Di sini, IAA juga memberikan bantuan untuk tujuh guru honorer berupa sembako dan pakaian. Pada saat pemberian bantuan berlangsung, Camat Kubu Sutapa, datang untuk melihat kegiatan bakti sosial ini.
Usai pemberian bantuan dan ramah tamah dengan guru dan camat, kami melanjutkan kunjungan ke rumah Dadong Bante yang sebelumnya menerima bantuan rumah dari IAA. Dia terlihat begitu gembira, terharu, bahkan menangis. Dadong Bante yang kami kunjungi berkata, “Aku tidak dapat melihat rumahku tapi aku bisa merasakan begitu bagus, hangat dan nyamannya rumahku dari sebelumnya.” Dia memeluk Asana dan teman-teman lain yang mengunjunginya.
Kami pun melanjutkan perjalanan melihat Subak yang dibangun warga melalui program bantuan IAA. Gek meresmikannya dengan menyerahkan bantuan yang diterima warga setempat yang disaksikan empat pendonor. Tidak terasa waktu berlau terlalu cepat dan kami pun kembali mengunjungi Desa Sukadana yang mendapat bantuan 12 ekor sapi dan 40 pohon bibit jati.
Di Desa Sukadana ini kami ditunggu Kelompok Musyawarah Perempuan yang diketuai Nyoman Pulow. Kehangatan dan keramahan mereka menerima kedatangan kami ditandai dengan menyediakan makan siang bersama. Menunya ikan pepes, sambal, dan ikan bakar yang masih hangat sedang terpanggang di api seperti hangatnya keramahan mereka kepada kami.

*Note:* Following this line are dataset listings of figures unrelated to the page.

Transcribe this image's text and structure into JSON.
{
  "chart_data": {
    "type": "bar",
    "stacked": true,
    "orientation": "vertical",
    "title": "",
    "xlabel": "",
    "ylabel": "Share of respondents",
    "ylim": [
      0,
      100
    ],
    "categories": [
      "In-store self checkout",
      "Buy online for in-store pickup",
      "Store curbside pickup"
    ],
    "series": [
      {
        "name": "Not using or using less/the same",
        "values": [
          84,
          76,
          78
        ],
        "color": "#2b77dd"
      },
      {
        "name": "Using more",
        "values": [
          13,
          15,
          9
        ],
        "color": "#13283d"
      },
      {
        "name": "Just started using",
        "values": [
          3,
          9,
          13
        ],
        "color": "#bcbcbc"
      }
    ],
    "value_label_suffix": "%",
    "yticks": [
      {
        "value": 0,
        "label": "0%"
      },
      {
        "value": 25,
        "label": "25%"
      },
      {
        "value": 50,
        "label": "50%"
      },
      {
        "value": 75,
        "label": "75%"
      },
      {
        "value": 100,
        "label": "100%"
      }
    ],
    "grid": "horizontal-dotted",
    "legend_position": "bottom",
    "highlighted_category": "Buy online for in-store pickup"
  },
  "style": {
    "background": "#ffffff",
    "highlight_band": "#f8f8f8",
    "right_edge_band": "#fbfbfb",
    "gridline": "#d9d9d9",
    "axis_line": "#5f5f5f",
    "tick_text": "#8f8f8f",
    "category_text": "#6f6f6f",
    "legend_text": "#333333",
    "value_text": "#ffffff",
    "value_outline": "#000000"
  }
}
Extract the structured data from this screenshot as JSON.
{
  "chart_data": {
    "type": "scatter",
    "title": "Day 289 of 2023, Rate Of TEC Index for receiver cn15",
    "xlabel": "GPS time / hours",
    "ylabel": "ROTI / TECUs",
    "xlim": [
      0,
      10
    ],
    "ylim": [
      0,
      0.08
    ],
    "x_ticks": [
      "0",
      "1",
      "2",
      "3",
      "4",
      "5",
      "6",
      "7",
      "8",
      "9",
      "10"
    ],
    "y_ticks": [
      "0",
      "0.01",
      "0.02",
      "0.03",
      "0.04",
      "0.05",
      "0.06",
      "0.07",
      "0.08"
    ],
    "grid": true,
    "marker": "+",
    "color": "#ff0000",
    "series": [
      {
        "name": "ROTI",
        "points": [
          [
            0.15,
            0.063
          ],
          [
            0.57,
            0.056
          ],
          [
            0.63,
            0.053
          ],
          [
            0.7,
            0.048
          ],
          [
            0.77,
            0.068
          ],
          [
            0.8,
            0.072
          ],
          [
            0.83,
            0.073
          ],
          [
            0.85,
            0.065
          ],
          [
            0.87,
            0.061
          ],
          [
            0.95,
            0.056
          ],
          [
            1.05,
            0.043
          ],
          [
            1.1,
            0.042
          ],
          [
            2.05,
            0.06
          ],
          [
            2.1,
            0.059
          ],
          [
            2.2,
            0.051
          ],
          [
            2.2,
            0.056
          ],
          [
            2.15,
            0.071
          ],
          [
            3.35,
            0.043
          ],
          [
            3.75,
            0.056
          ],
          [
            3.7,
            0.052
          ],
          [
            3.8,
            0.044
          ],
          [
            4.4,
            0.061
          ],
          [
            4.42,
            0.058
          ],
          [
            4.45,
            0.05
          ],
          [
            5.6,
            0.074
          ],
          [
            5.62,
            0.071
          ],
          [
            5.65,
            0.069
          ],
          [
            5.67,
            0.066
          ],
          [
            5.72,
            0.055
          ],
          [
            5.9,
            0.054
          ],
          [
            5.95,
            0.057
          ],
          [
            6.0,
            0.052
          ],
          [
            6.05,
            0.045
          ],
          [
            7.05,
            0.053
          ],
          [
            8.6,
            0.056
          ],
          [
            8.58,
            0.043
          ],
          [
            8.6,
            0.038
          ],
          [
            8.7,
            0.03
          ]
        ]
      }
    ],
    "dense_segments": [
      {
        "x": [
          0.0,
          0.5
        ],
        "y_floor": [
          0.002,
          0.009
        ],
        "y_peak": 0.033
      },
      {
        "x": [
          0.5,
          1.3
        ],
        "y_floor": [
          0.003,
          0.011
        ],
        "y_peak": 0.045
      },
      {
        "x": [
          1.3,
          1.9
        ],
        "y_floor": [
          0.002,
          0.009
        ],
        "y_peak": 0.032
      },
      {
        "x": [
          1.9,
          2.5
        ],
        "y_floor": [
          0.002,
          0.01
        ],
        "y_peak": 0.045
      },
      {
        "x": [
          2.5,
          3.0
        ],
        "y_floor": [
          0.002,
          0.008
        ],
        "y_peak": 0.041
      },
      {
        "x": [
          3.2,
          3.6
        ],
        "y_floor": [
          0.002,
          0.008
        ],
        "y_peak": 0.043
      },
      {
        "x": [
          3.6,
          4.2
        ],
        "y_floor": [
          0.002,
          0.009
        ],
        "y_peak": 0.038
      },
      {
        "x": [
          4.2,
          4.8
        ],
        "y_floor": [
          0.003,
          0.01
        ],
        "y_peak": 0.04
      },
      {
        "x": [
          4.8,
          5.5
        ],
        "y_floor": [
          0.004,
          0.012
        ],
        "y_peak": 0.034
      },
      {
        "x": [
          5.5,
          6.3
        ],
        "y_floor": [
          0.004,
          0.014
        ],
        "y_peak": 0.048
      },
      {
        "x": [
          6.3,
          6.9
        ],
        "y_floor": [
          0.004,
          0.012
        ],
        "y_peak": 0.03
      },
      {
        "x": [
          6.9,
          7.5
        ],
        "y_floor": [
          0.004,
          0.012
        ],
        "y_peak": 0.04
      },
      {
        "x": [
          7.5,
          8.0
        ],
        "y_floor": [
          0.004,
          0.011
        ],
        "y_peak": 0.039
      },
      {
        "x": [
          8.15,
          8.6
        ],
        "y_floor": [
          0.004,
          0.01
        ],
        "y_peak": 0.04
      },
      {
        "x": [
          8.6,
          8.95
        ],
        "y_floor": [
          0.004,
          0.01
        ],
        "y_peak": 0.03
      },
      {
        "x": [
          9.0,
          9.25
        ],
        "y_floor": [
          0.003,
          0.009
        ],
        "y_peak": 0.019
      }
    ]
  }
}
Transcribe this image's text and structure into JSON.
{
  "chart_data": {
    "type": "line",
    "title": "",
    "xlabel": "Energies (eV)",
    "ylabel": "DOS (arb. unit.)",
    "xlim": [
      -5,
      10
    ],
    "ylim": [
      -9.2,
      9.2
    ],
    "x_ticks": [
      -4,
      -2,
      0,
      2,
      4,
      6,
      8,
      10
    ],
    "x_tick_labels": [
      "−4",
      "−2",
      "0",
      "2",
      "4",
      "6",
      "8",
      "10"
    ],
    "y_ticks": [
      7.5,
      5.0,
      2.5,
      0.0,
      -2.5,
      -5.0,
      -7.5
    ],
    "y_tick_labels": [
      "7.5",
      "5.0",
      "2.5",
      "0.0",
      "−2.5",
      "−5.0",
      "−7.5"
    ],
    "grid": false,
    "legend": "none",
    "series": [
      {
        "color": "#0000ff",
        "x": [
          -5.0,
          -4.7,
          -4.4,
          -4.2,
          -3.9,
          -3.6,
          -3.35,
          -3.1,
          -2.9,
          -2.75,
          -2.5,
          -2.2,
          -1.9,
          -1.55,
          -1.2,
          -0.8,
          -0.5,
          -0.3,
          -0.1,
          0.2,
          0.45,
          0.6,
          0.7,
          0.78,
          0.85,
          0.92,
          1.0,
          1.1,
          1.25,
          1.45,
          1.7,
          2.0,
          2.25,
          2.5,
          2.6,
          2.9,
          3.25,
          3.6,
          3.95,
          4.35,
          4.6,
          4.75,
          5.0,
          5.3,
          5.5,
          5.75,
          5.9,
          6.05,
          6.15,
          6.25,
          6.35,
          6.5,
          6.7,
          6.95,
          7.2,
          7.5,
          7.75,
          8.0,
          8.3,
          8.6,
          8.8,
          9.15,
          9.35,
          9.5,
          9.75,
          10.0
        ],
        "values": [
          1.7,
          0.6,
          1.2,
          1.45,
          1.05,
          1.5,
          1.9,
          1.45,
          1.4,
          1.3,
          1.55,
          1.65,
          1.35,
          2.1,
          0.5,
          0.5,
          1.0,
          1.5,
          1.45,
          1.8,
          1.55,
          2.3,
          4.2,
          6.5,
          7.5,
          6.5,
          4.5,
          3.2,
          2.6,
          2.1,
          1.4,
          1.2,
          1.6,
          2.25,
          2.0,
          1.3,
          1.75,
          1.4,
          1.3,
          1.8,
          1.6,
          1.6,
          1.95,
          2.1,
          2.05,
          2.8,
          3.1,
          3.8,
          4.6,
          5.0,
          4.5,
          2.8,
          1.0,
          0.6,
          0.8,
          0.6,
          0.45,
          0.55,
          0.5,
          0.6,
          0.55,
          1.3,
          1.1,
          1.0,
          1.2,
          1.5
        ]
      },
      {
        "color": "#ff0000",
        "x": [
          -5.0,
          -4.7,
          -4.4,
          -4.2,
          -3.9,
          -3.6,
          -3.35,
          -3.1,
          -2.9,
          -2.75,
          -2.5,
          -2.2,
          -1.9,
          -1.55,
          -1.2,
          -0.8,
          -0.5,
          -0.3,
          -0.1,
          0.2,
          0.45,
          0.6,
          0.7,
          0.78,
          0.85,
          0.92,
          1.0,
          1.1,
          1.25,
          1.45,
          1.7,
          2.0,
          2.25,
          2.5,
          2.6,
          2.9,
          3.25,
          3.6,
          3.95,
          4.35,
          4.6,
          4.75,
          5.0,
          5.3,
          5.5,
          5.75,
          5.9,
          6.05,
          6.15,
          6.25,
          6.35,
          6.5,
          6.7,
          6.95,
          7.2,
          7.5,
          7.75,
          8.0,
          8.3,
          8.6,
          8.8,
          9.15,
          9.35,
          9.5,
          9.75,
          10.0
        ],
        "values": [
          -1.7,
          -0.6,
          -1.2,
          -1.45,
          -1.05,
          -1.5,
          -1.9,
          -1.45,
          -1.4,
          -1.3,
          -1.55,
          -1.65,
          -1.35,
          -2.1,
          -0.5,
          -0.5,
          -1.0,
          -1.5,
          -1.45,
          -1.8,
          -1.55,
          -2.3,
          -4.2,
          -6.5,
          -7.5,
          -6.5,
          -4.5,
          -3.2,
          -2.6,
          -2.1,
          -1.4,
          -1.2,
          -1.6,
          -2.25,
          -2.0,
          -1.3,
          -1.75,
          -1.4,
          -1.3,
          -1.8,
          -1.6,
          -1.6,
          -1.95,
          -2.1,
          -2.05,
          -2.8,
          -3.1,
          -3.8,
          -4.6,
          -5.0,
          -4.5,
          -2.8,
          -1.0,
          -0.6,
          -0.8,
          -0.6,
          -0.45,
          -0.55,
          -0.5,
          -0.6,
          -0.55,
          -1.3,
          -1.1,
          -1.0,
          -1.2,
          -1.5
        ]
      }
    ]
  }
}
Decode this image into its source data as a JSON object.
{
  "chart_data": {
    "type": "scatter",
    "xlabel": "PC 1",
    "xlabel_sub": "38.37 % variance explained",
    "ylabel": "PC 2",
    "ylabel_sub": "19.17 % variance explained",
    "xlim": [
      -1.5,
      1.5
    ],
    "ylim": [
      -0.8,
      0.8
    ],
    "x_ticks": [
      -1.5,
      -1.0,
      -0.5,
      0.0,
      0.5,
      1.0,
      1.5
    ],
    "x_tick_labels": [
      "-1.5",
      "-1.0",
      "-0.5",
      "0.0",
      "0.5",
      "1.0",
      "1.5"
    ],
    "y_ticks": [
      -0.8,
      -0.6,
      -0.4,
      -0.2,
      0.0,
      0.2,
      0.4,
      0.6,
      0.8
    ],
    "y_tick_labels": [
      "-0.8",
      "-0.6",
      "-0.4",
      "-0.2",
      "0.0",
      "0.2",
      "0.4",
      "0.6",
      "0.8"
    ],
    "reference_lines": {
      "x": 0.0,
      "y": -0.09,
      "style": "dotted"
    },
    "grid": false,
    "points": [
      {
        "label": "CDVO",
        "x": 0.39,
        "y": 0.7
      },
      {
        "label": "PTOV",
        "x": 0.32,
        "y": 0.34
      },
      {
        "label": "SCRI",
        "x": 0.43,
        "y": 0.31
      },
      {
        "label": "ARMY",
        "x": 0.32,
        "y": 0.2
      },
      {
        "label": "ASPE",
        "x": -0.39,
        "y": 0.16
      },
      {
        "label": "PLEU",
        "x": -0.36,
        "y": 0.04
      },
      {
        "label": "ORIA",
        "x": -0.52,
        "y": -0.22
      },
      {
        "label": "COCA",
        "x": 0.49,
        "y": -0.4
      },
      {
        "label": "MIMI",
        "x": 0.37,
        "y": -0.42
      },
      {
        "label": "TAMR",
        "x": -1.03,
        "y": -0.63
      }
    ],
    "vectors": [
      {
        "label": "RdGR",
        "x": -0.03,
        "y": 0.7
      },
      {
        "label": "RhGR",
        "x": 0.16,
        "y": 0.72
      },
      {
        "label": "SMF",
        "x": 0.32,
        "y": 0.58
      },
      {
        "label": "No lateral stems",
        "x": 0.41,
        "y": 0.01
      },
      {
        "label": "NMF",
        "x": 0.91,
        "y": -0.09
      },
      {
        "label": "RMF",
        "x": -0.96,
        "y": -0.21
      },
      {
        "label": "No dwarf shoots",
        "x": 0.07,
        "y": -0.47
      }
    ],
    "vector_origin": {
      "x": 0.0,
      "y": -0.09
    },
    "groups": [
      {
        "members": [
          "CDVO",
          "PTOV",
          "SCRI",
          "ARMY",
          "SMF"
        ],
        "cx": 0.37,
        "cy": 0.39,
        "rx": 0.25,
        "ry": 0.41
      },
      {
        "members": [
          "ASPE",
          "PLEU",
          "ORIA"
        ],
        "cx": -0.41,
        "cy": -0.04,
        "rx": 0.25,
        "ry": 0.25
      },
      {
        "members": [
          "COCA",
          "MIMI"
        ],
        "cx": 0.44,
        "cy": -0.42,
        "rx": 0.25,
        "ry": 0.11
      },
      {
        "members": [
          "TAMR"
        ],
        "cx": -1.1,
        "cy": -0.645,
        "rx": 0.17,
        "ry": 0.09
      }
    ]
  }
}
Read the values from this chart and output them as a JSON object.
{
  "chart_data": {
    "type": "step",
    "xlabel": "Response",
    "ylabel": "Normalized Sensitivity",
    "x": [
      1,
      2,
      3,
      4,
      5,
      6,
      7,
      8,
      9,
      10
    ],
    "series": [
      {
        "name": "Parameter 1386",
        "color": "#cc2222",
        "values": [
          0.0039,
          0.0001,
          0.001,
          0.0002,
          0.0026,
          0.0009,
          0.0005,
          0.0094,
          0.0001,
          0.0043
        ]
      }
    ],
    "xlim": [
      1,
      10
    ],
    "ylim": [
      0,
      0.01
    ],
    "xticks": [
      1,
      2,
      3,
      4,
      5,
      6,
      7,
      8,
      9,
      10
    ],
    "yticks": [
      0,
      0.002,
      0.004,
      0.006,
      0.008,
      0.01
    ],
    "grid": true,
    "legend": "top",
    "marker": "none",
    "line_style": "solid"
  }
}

Kami pun makan siang bersama warga Sukada dengan perasaan yang senang dan haru bercampur jadi satu. Camat juga ikut bergabung bersama warganya menikmati makan siang itu. Setelah selesai makan, serah terima sapi pun dilakukan melalui administrasi IAA yaitu Gek bersama Nyoman Pulow sebagai Ketua Musyawarah Perempuan.
Asana dan Camat berbincang-bincang mengenai warga setempat. Asana dan teman-temannya mengharapkan adanya kunjungan tim medis yaitu dokter dan perawat ke rumah-rumah penduduk untuk melihat kondisi warga yang sakit. Sebab, warga yang sakit tidak mungkin pergi ke Puskesmas dengan menempuh jarak yang cukup jauh ke Tianyar dalam kondisi mereka seperti itu. Memang ada Puskesmas Pembantu tapi belum beroperasi.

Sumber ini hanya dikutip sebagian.